I have found the cause of the symptoms I’m seeing. The Cling upnp library uses a thread pool with unbounded size. Based on information I’ve seen in their forums, it was intentionally designed to be able to create threads until the machine or process runs out of resources. The rationale for this decision isn’t clear but it’s obviously dangerous in an openHAB context. It is possible for the binding code to provide it’s own bounded threadpool. That would fix the current symptom but it doesn’t fix the root cause of why so many upnp tasks are being created in the first pace. We’d also need to decide what to do when the threadpool has hit it’s maximum capacity.

My server crashed again last night due to this problem. I’m going to add the -XX:-HeapDumpOnOutOfMemoryError and related arguments to my openHAB JVM startup script. Hopefully, this will do a memory dump when the error occurs. If so, I’ll be able to use the Eclipse Memory Analyzer to look at the thread stack traces and see which code is generating all the upnp requests. If we can identify the cause, then we’ll have a better idea if a Cling upgrade will fix the problem or not.

Hi,

I like the general idea of using upnp for an improved usability. However, the binding must work flawlessly with Sonos speakers, that are temporarily not available. If the thread issue cannot be solved right now, I would prefer a working binding without upnp, but a static IP configuration.

I personally may not have enough knowledge about threads and especially not upnp, so I am not a big help regarding coding unfortunately…

If you have a first version ready for testing, pls send me a jar or link to your git-repo and I’ll compile it myself.

AFAICT from the Sonos forums, upnp is the only choice for interacting with the Sonos devices. For now, I’m hoping that once we identify the source of excessive threadpool usage we’ll be able to fix the Cling library behavior.

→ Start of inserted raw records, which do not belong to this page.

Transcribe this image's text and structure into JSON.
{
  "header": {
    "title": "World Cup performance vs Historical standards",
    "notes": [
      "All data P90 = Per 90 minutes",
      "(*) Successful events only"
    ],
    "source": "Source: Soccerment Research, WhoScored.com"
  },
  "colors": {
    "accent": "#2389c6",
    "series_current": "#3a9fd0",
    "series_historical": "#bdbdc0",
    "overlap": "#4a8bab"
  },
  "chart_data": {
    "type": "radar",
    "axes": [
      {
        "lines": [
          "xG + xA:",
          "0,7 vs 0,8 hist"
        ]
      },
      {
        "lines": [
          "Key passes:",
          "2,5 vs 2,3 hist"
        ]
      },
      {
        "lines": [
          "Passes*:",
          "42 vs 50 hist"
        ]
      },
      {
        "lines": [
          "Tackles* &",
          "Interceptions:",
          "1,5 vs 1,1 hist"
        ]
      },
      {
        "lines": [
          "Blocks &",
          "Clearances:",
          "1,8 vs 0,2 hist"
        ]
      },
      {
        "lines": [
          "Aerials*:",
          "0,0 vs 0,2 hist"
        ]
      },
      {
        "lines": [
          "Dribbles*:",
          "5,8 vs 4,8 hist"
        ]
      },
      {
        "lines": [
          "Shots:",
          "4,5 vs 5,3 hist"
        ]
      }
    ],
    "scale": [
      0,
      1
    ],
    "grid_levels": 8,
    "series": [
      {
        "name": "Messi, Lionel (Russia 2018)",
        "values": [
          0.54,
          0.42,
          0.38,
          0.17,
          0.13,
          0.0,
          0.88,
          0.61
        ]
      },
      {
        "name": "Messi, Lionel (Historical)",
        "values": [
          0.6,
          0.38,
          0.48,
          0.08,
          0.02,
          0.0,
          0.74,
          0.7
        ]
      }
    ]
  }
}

You may be right. I just had the simple php-script here in mind, which works without upnp, but seems to be limited: Sonos PHP Script - HomeMatic-Forum / FHZ-Forum

So let’s try to fix upnp. :wink:

@steve1, maybe this here could be an alternative to cling?
http://bitletorg.github.io/weupnp/

In openHAB 2.0 / ESH, the SONOS binding uses jUPnP, which is a fork of cling 2.0.
It might be worth to try refactoring the SONOS 1.x binding to use JUPnP as well.

Best
Hans-Jörg

That’s a good idea. I can investigate that possibility.

I’m still waiting for the issue to happen again so I can hopefully get a thread dump and determine the root cause of the excessive thread creation.